Между борьбой против институционального навязывания жестких гендерных ролей и защитой права личности на выбор комфортной и безопасной жизни нет никакого противоречия. Как нет его и в том, чтобы помогать друг другу поддерживать здоровую самооценку, одобряя при этом личные решения относительно тех или иных телесных модификаций. Каждая из нас в состоянии бросить вызов необоснованным допущениям общества о поле и гендере, не впадая при этом в догматизм. Не стоит ожидать, что мы отбросим все факторы своего угнетения сразу и одновременно; от такого можно выгореть и повредиться рассудком. Комбинированная сумма наших маленьких восстаний дестабилизирует ту нормативную гендерную систему, которую мы знаем. Разнообразные формы феминизма, квир-активизма, трансфеминизма и других прогрессивных движений атакуют различные части общей мишени, которую представляет собой гетеросексистский патриархат.


НАСИЛИЕ ПРОТИВ ЖЕНЩИН


С конца 1970-х феминистки понимают насилие против женщин не просто как ряд случаев, но в качестве систематической функции патриархата, держащей всех женщин в подчинении. Трансфеминизм обращает внимание на то, что транс женщины, как и другие группы женщин, живущие на пересечении притеснений, особенно уязвимы для насилия по сравнению с не транс женщинами.

Во-первых, транс женщины оказываются под ударом, поскольку живут как женщины. Быть женщиной в этом мизогиничном обществе опасно, но есть некоторые факторы, которые делают нас гораздо более уязвимыми для сексуального и домашнего насилия. Например, когда мужчина нападает на транс женщину, особенно, если он собирается ее изнасиловать, он может обнаружить, что жертва имеет или раньше имела «мужскую» анатомию. Такое открытие часто приводит к еще большему насилию, подпитанному гомофобией и трансфобией. Транс женщин часто насилуют мужчины, когда их транс статус раскрывается. Убийства транс женщин, как и проституированных женщин, редко вызывают серьезное сочувствие в средствах массовой информации и во властных структурах, и особенно это проявляется в случаях, когда жертвой оказывается транс женщина, вовлеченная в проституцию.

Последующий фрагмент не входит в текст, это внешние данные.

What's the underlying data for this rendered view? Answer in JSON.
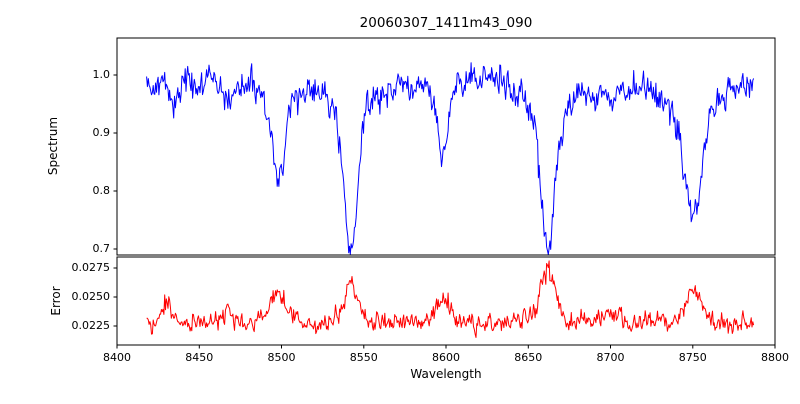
{
  "chart_data": {
    "type": "line",
    "title": "20060307_1411m43_090",
    "xlabel": "Wavelength",
    "xlim": [
      8400,
      8800
    ],
    "xticks": [
      "8400",
      "8450",
      "8500",
      "8550",
      "8600",
      "8650",
      "8700",
      "8750",
      "8800"
    ],
    "grid": false,
    "legend": null,
    "noise_seed": 42,
    "panels": [
      {
        "ylabel": "Spectrum",
        "color": "#0000ff",
        "ylim": [
          0.6897,
          1.0638
        ],
        "yticks": [
          "0.7",
          "0.8",
          "0.9",
          "1.0"
        ],
        "series_model": {
          "x_start": 8418,
          "x_end": 8787,
          "n_points": 740,
          "continuum": 0.985,
          "noise_sigma": 0.018,
          "features": [
            {
              "center": 8434,
              "depth": 0.035,
              "width": 2.0
            },
            {
              "center": 8468,
              "depth": 0.03,
              "width": 2.5
            },
            {
              "center": 8498,
              "depth": 0.135,
              "width": 3.5,
              "wing_depth": 0.035,
              "wing_width": 10
            },
            {
              "center": 8542,
              "depth": 0.235,
              "width": 4.0,
              "wing_depth": 0.055,
              "wing_width": 12
            },
            {
              "center": 8598,
              "depth": 0.1,
              "width": 3.0,
              "wing_depth": 0.025,
              "wing_width": 8
            },
            {
              "center": 8616,
              "depth": -0.012,
              "width": 18
            },
            {
              "center": 8662,
              "depth": 0.235,
              "width": 4.0,
              "wing_depth": 0.055,
              "wing_width": 12
            },
            {
              "center": 8695,
              "depth": 0.02,
              "width": 12
            },
            {
              "center": 8750,
              "depth": 0.17,
              "width": 5.0,
              "wing_depth": 0.06,
              "wing_width": 14
            }
          ]
        }
      },
      {
        "ylabel": "Error",
        "color": "#ff0000",
        "ylim": [
          0.02086,
          0.02845
        ],
        "yticks": [
          "0.0225",
          "0.0250",
          "0.0275"
        ],
        "series_model": {
          "x_start": 8418,
          "x_end": 8787,
          "n_points": 740,
          "baseline": 0.0228,
          "noise_sigma": 0.0006,
          "features": [
            {
              "center": 8430,
              "height": 0.0019,
              "width": 2.5
            },
            {
              "center": 8467,
              "height": 0.001,
              "width": 3
            },
            {
              "center": 8498,
              "height": 0.0023,
              "width": 5
            },
            {
              "center": 8542,
              "height": 0.0031,
              "width": 4.5
            },
            {
              "center": 8598,
              "height": 0.0017,
              "width": 5
            },
            {
              "center": 8662,
              "height": 0.0047,
              "width": 4.5
            },
            {
              "center": 8700,
              "height": 0.0007,
              "width": 6
            },
            {
              "center": 8750,
              "height": 0.0029,
              "width": 5
            }
          ]
        }
      }
    ]
  }
}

Транс женщины также более уязвимы для эмоционального и вербального насилия, абьюза со стороны своих партнеров, потому что у них часто бывает низкая самооценка и негативное отношение к собственной телесности. Обидчику несложно заставить транс женщину чувствовать себя уродливой, пристыженной, ничего не стоящей или безумной, так как тот же самый посыл транслировался ей всем обществом в течение многих лет. Абьюзеры, как правило, уходят от наказания за домашнее насилие, отказывая женщине в способности к определению собственной субъектности и опыта — а это как раз та сфера, где транс женщины изначально более уязвимы.

Существуют дополнительные препятствия, не позволяющие транс женщине выйти из абьюзерских отношений, поскольку им трудно найти работу, а в случае, если есть дети, транс женщины практически всегда теряют родительские или попечительские права при разводе.

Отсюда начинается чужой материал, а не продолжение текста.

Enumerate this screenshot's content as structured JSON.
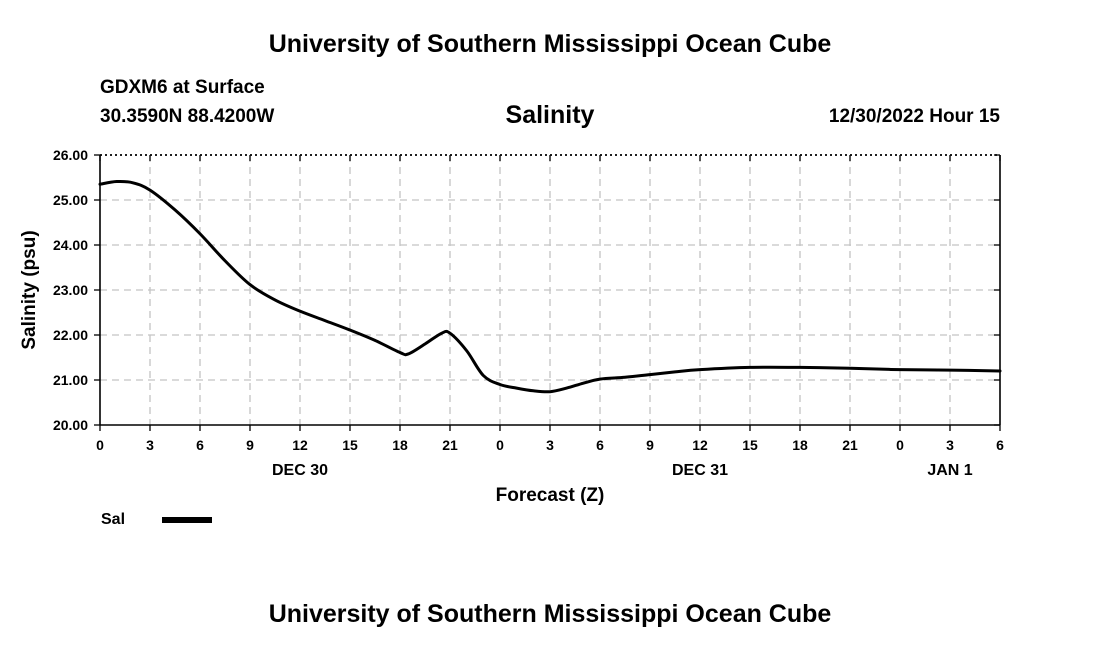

Кроме того, транс женщины уязвимы, потому что они квир. Гомофобы в целом не различают геев и транс людей, когда совершают преступления на почве ненависти, но транс люди более уязвимы для нападений, потому что часто более заметны, чем геи. Гомофобные террористы в поисках своих жертв не заглядывают в спальни, они считывают гендерные маркеры, не совпадающие с предполагаемым полом жертвы, реагируя на людей с нестандартным гендерным самовыражением. На каждую лесбиянку или гея, чье убийство попадает в заголовки национальных СМИ, приходится больше убитых транс людей, несмотря на то, что «открытых» лесбиянок и геев гораздо больше, чем «открытых» транс людей.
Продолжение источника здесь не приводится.